Моя мать рассвирепела.
– Ты же не думаешь, что я этого не помню? – прошипела она.
Это был тупик. Конечно, я мог сослаться на ее плохое зрение или на то, что она не умеет водить, но, похоже, это ничего бы не изменило.
Я сказал:
– Не забудь захватить ручку и бумагу, вдруг заметишь, что водители грузовиков нарушают правила.
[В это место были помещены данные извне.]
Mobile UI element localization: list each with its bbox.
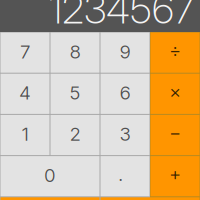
button[interactable]: 2 — [50, 115, 100, 155]
staticText: 5 — [70, 82, 80, 104]
staticText: 7 — [20, 40, 30, 63]
button[interactable]: Add — [150, 156, 200, 196]
button[interactable]: 0 — [0, 156, 100, 196]
button[interactable]: 1 — [0, 115, 50, 155]
staticText: 6 — [120, 82, 130, 104]
button[interactable]: Clear — [0, 197, 100, 200]
staticText: 8 — [70, 40, 80, 63]
button[interactable]: Divide — [150, 32, 200, 73]
staticText: 9 — [120, 40, 130, 63]
button[interactable]: 4 — [0, 74, 50, 114]
staticText: 1 — [22, 123, 28, 145]
button[interactable]: 9 — [100, 32, 150, 73]
staticText: × — [169, 80, 181, 103]
button[interactable]: 8 — [50, 32, 100, 73]
button[interactable]: 5 — [50, 74, 100, 114]
button[interactable]: Equals — [100, 197, 200, 200]
staticText: 2 — [70, 123, 80, 145]
button[interactable]: 6 — [100, 74, 150, 114]
staticText: 3 — [120, 123, 130, 145]
staticText: ÷ — [169, 39, 181, 61]
button[interactable]: Subtract — [150, 115, 200, 155]
button[interactable]: Decimal point — [100, 156, 150, 196]
staticText: 4 — [19, 82, 31, 104]
staticText: 0 — [44, 164, 56, 186]
button[interactable]: Multiply — [150, 74, 200, 114]
button[interactable]: 7 — [0, 32, 50, 73]
staticText: 1234567 — [49, 0, 195, 33]
staticText: + — [169, 162, 181, 185]
button[interactable]: 3 — [100, 115, 150, 155]
staticText: − — [169, 121, 181, 144]
staticText: . — [118, 163, 123, 186]
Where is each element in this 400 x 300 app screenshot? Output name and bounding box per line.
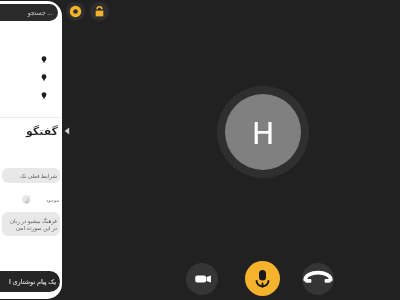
button[interactable]: یک پیام نوشتاری ا — [0, 271, 60, 292]
button[interactable]: Notifications — [66, 2, 85, 21]
button[interactable]: فرهنگ بپشیو در زبان — [2, 212, 60, 236]
staticText: یک پیام نوشتاری ا — [8, 277, 56, 286]
button[interactable]: Location marker — [40, 56, 48, 64]
button[interactable]: شرایط فعلی نک — [2, 168, 60, 183]
button[interactable]: جستجو ... — [0, 4, 58, 21]
staticText: H — [252, 112, 275, 153]
staticText: در این صورت امی — [15, 224, 57, 231]
button[interactable]: Mute microphone — [245, 261, 280, 296]
staticText: فرهنگ بپشیو در زبان — [9, 217, 57, 224]
button[interactable]: Turn off camera — [186, 263, 218, 295]
staticText: شرایط فعلی نک — [20, 172, 57, 179]
staticText: جستجو ... — [27, 9, 52, 17]
button[interactable]: Lock — [90, 2, 109, 21]
staticText: ل — [25, 197, 29, 203]
button[interactable]: Location marker — [40, 74, 48, 82]
button[interactable]: End call — [302, 263, 334, 295]
button[interactable]: Collapse panel — [62, 122, 72, 140]
button[interactable]: Location marker — [40, 92, 48, 100]
staticText: گفتگو — [25, 125, 58, 138]
staticText: موجود — [46, 197, 60, 203]
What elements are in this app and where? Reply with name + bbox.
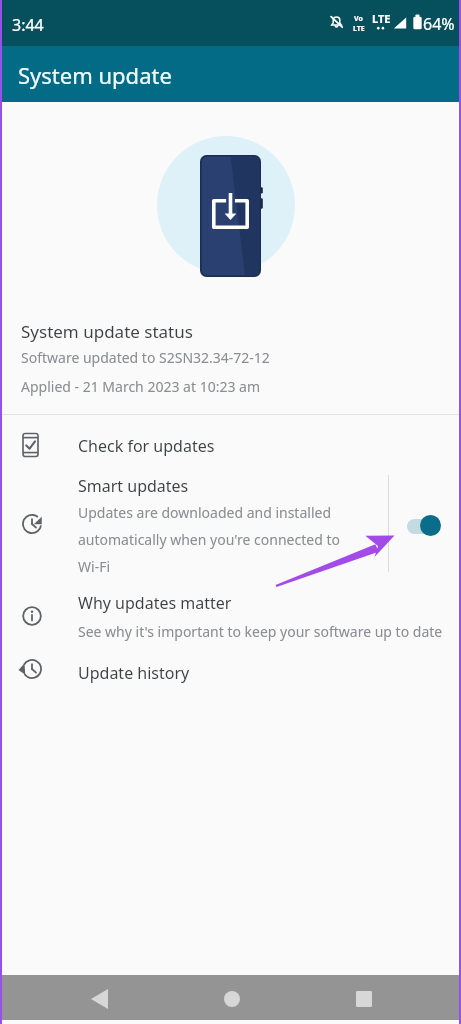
staticText: Check for updates [78,435,215,457]
staticText: 3:44 [12,14,44,36]
button[interactable]: Why updates matter [2,584,459,640]
staticText: System update [18,60,172,90]
staticText: Software updated to S2SN32.34-72-12 [21,348,270,367]
button[interactable]: Smart updates toggle, on [402,506,448,546]
button[interactable]: Update history [2,644,459,700]
button[interactable]: Recent apps [341,976,387,1021]
staticText: See why it's important to keep your soft… [78,622,443,641]
button[interactable]: Home [209,976,255,1021]
button[interactable]: Smart updates [2,474,459,584]
button[interactable]: Back [76,976,122,1021]
button[interactable]: Check for updates [2,418,459,474]
staticText: Update history [78,662,190,684]
staticText: Smart updates [78,475,189,497]
staticText: System update status [21,320,193,343]
staticText: LTE [372,11,391,26]
staticText: Why updates matter [78,592,232,614]
staticText: Vo [354,14,363,24]
staticText: Updates are downloaded and installed aut… [78,503,340,576]
staticText: LTE [353,24,365,34]
staticText: 64% [423,13,455,35]
staticText: Applied - 21 March 2023 at 10:23 am [21,377,260,396]
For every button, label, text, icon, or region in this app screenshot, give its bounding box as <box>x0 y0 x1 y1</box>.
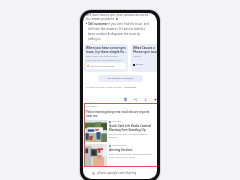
staticText: Cleveland.com <box>112 144 127 147</box>
staticText: Sign in, then - make sure the Phone numb… <box>86 55 122 61</box>
staticText: and learn how to sync your contacts acro… <box>86 13 149 17</box>
button[interactable]: Like <box>152 96 157 102</box>
staticText: What Causes a Phone sync issue <box>133 46 157 54</box>
staticText: AI responses may include mistakes. <box>86 86 124 89</box>
staticText: Fox News <box>112 120 122 123</box>
button[interactable]: Share <box>132 96 138 102</box>
staticText: Call customer if you can't find the issu… <box>88 22 149 41</box>
staticText: Take Traveler Tips, Including A Means & … <box>109 133 153 139</box>
button[interactable]: What Causes a Phone sync issue <box>131 44 157 72</box>
button[interactable]: Cleveland.com <box>85 144 157 166</box>
staticText: Fix contact problems <box>86 17 115 21</box>
button[interactable]: Save <box>142 96 148 102</box>
staticText: Quick Carb Life Hacks Comical Morning Fr… <box>109 124 153 132</box>
staticText: Ask a follow-up question <box>107 77 134 80</box>
staticText: Get the latest Android help <box>90 65 124 68</box>
staticText: photos.google.com/sharing <box>97 171 137 175</box>
staticText: Top stories <box>86 105 98 108</box>
staticText: When you have a new sync issue, try thes… <box>86 46 127 54</box>
staticText: Police investigating new road closure re… <box>86 110 152 118</box>
button[interactable]: Ask a follow-up question <box>98 75 143 82</box>
staticText: Updated <box>133 55 141 58</box>
staticText: Fresh Standing Experience Free Journey w… <box>109 153 153 159</box>
button[interactable]: Get the latest Android help <box>87 63 125 69</box>
button[interactable]: Copy <box>122 96 128 102</box>
staticText: Arriving Services <box>109 148 133 152</box>
staticText: android <box>136 63 143 66</box>
button[interactable]: Fox News <box>85 120 157 142</box>
staticText: › <box>124 65 125 68</box>
staticText: ⋮ <box>154 144 157 147</box>
staticText: Learn more <box>124 86 137 89</box>
button[interactable]: When you have a new sync issue, try thes… <box>84 44 128 72</box>
staticText: ⋮ <box>154 120 157 123</box>
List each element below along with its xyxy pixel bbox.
Обязательно запиши их номера и сообщи в полицию.
Я чувствовал, что мне морочат голову, а хуже всего было то, что Габи не было поблизости и она не видела, как себя ведет моя мать.
Потом моя мать пошла в атаку на Габриэль и на ее, как она выразилась, «привычку тратить чужие деньги».
– Это тебя не касается, – отрезал я.
– Меня не касается, что эта женщина выкачивает из тебя деньги?
– Она ничего из меня не выкачивает.
– Она всегда возвращается домой с покупками.
– Мы только что въехали в новый дом; нам приходится тратить деньги. Когда обустраиваешься, покупаешь много вещей.
– Но почему она покупает одежду?
Я вспомнил о нижнем белье, которое Габи покупала, чтобы порадовать меня, и о новых нарядах, благодаря которым все мужчины и женщины провожали ее взглядом, когда она шла по улицам Бильбао.
– У нее есть работа, – оправдывался я. – Она работает больше, чем когда-либо.
– Она тратит гораздо больше, чем может заработать в своем баре, – заявила моя мать. – Я же вижу.
– Она много работает, – настаивал я.
Действительно, в последующие недели рабочие смены Габи стали более частыми, но я решил, что это от нежелания сидеть дома с моей матерью. Хотя у меня и возникло странное ощущение, что Габриэль меня немного ревнует к Джанси.
Как-то ночью Габи разбудила меня.
– Что это за звук? – спросила она.
– Не имею понятия. Какой звук?
Выбор звуков был богатым. После первых дней на новом месте, когда мы с Габриэль предавались радостям медового месяца и ничего не замечали, стало очевидно, что по ночам здесь довольно шумно. Если погода была более-менее сносной, ведущую к нашему дому узкую дорогу оккупировали скейтбордисты. Компания парней на мопедах тащила скейтборды вверх на холм, и рев моторов эхом отзывался по всей местности, проникал в наши открытые окна и бил по моим барабанным перепонкам. Им нужно было семь с половиной минут, чтобы дотащить скейтбордистов на вершину холма (я засекал время), а потом раздавался еле слышный свист, когда они мчались вниз (четыре с половиной минуты). Потом парни на мопедах тоже съезжали вниз, и процесс повторялся, часов до четырех утра. Но и тогда шум не прекращался; почти каждая ночь сопровождалась праздничными гуляниями, когда толпа испанцев выходит на улицы, все кричат и смеются, хлопают дверцами машин, а потом разъезжаются по домам. До переезда сюда я считал, что темные круги под глазами у испанцев – это генетическая особенность; теперь я знаю, что это от того, что они никогда не спят.